See section 2.3. But you are right. In the paper they wrote:
We also note that the BN statistics
should not be computed across all workers, not only for
the sake of reducing communication, but also for maintaining
the same underlying loss function being optimized.
But the point is, if BN was properly synced (which that repo above does) - it’s like effectively increasing the batch size. And, in general, I think there are concerns about having too large batch sizes. I don’t know if it’s conclusive or not, but yann lecunn said:
Training with large minibatches is bad for your health.
More importantly, it’s bad for your test error.

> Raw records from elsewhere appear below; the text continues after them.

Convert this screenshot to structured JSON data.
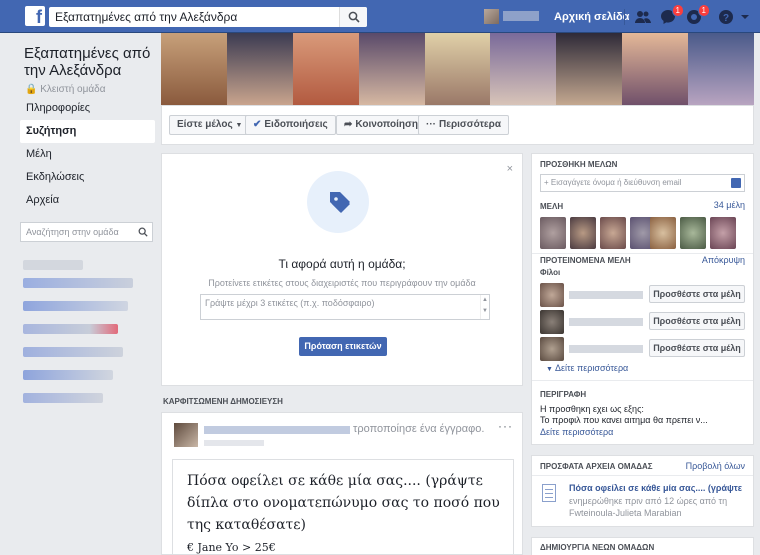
{
  "topbar": {
    "logo": "f",
    "search_value": "Εξαπατημένες από την Αλεξάνδρα",
    "home_label": "Αρχική σελίδα",
    "badges": {
      "messages": "1",
      "notifications": "1"
    }
  },
  "group": {
    "name": "Εξαπατημένες από την Αλεξάνδρα",
    "privacy": "Κλειστή ομάδα"
  },
  "nav": {
    "items": [
      {
        "label": "Πληροφορίες"
      },
      {
        "label": "Συζήτηση"
      },
      {
        "label": "Μέλη"
      },
      {
        "label": "Εκδηλώσεις"
      },
      {
        "label": "Αρχεία"
      }
    ],
    "search_placeholder": "Αναζήτηση στην ομάδα"
  },
  "actions": {
    "member": "Είστε μέλος",
    "notifications": "Ειδοποιήσεις",
    "share": "Κοινοποίηση",
    "more": "Περισσότερα"
  },
  "tags": {
    "title": "Τι αφορά αυτή η ομάδα;",
    "subtitle": "Προτείνετε ετικέτες στους διαχειριστές που περιγράφουν την ομάδα",
    "input_placeholder": "Γράψτε μέχρι 3 ετικέτες (π.χ. ποδόσφαιρο)",
    "button": "Πρόταση ετικετών",
    "close": "×"
  },
  "pinned": {
    "label": "ΚΑΡΦΙΤΣΩΜΕΝΗ ΔΗΜΟΣΙΕΥΣΗ",
    "action": "τροποποίησε ένα έγγραφο.",
    "more": "···",
    "doc_title": "Πόσα οφείλει σε κάθε μία σας.... (γράψτε δίπλα στο ονοματεπώνυμο σας το ποσό που της καταθέσατε)",
    "doc_line": "€ Jane Yo > 25€"
  },
  "right": {
    "add_members": {
      "heading": "ΠΡΟΣΘΗΚΗ ΜΕΛΩΝ",
      "placeholder": "Εισαγάγετε όνομα ή διεύθυνση email"
    },
    "members": {
      "heading": "ΜΕΛΗ",
      "count": "34 μέλη"
    },
    "suggested": {
      "heading": "ΠΡΟΤΕΙΝΟΜΕΝΑ ΜΕΛΗ",
      "hide": "Απόκρυψη",
      "friends_label": "Φίλοι",
      "add_label": "Προσθέστε στα μέλη",
      "see_more": "Δείτε περισσότερα"
    },
    "description": {
      "heading": "ΠΕΡΙΓΡΑΦΗ",
      "line1": "Η προσθηκη εχει ως εξης:",
      "line2": "Το προφιλ που κανει αιτημα θα πρεπει ν...",
      "see_more": "Δείτε περισσότερα"
    },
    "files": {
      "heading": "ΠΡΟΣΦΑΤΑ ΑΡΧΕΙΑ ΟΜΑΔΑΣ",
      "view_all": "Προβολή όλων",
      "file_title": "Πόσα οφείλει σε κάθε μία σας.... (γράψτε",
      "file_meta1": "ενημερώθηκε πριν από 12 ώρες από τη",
      "file_meta2": "Fwteinoula-Julieta Marabian"
    },
    "create": {
      "heading": "ΔΗΜΙΟΥΡΓΙΑ ΝΕΩΝ ΟΜΑΔΩΝ"
    }
  },
  "colors": {
    "brand": "#4267b2",
    "background": "#e9ebee",
    "link": "#385898",
    "badge": "#fa3e3e"
  }
}
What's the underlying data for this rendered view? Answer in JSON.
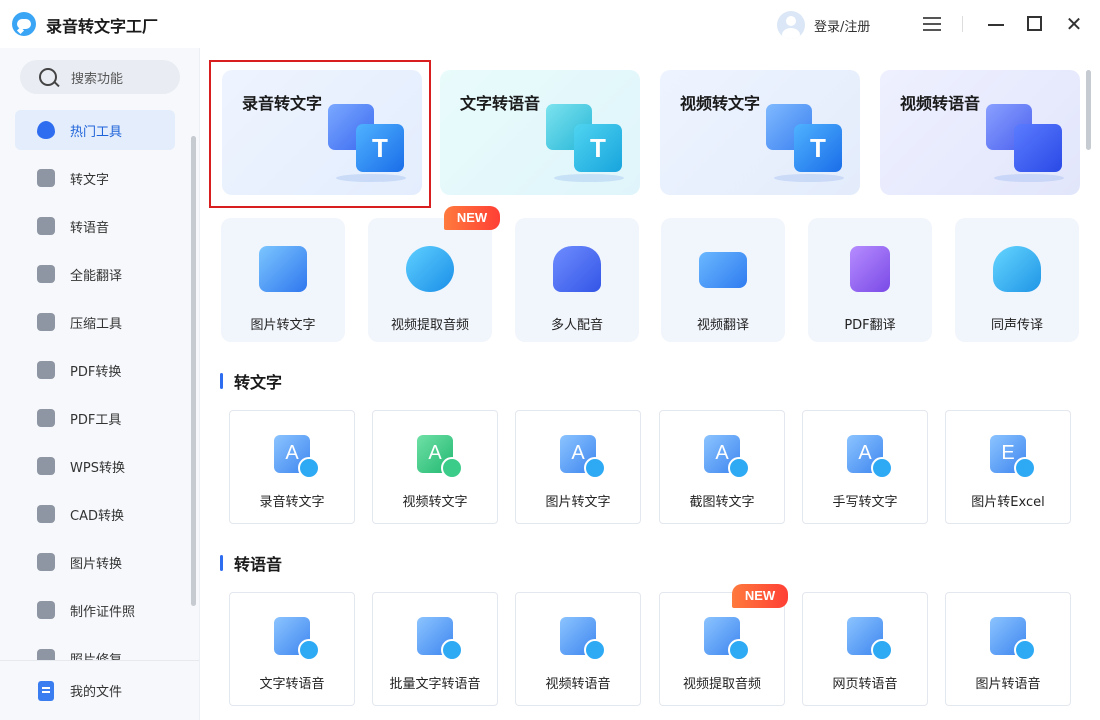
{
  "app": {
    "title": "录音转文字工厂"
  },
  "header": {
    "login_label": "登录/注册"
  },
  "sidebar": {
    "search_placeholder": "搜索功能",
    "items": [
      {
        "label": "热门工具",
        "active": true
      },
      {
        "label": "转文字"
      },
      {
        "label": "转语音"
      },
      {
        "label": "全能翻译"
      },
      {
        "label": "压缩工具"
      },
      {
        "label": "PDF转换"
      },
      {
        "label": "PDF工具"
      },
      {
        "label": "WPS转换"
      },
      {
        "label": "CAD转换"
      },
      {
        "label": "图片转换"
      },
      {
        "label": "制作证件照"
      },
      {
        "label": "照片修复"
      }
    ],
    "footer_label": "我的文件"
  },
  "featured": [
    {
      "title": "录音转文字",
      "glyph": "T",
      "selected": true
    },
    {
      "title": "文字转语音",
      "glyph": "T"
    },
    {
      "title": "视频转文字",
      "glyph": "T"
    },
    {
      "title": "视频转语音",
      "glyph": ""
    }
  ],
  "hot_tools": [
    {
      "label": "图片转文字"
    },
    {
      "label": "视频提取音频",
      "badge": "NEW"
    },
    {
      "label": "多人配音"
    },
    {
      "label": "视频翻译"
    },
    {
      "label": "PDF翻译"
    },
    {
      "label": "同声传译"
    }
  ],
  "sections": [
    {
      "title": "转文字",
      "items": [
        {
          "label": "录音转文字",
          "glyph": "A"
        },
        {
          "label": "视频转文字",
          "glyph": "A"
        },
        {
          "label": "图片转文字",
          "glyph": "A"
        },
        {
          "label": "截图转文字",
          "glyph": "A"
        },
        {
          "label": "手写转文字",
          "glyph": "A"
        },
        {
          "label": "图片转Excel",
          "glyph": "E"
        }
      ]
    },
    {
      "title": "转语音",
      "items": [
        {
          "label": "文字转语音"
        },
        {
          "label": "批量文字转语音"
        },
        {
          "label": "视频转语音"
        },
        {
          "label": "视频提取音频",
          "badge": "NEW"
        },
        {
          "label": "网页转语音"
        },
        {
          "label": "图片转语音"
        }
      ]
    }
  ],
  "colors": {
    "accent": "#2f6df0",
    "badge": "#ff4a36",
    "selection": "#d81e1e"
  }
}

Friends dont let friends use minibatches larger than 32
when he posted this paper on twitter. In my experience, there is no hard-and-fast rules and really each network / data / problem is different. Unfortunately, what that means is that the best theory is just “try both and see what works better”.
AFAIK Lecunn postion was that we should use minibatch of 1.
In VGG-type networks I used minibatch of 4 or 8 and result were better and obtained faster.
The reason why it could be not a choice was GPU parrallel arch, when minibatch of 1 is not computionally optimal.
But that Yann’s position was before BN paper was issed. And BN limits our minibatch size, it couldn’t be 1 anymore.
So what is the minimal minibatch size which BN-stable?
How network behaves when minibatch became BN-unstable (when minibatch<BN_stable_size)?
Does anyone investigate this?
Sweet Lady, thanks again for your reply
Can I ask you one more question?
AFAIK all those archs like ALexNet, VGG, ResNet, DenseNet and on… and on… and on… - All of them tested on ImageNet 1.3mln train data
from my expirience 1.3mln is quite small training dataset and could be easily overfitted.
Don’t you know is there any comparison of those Nets with bigger datasets?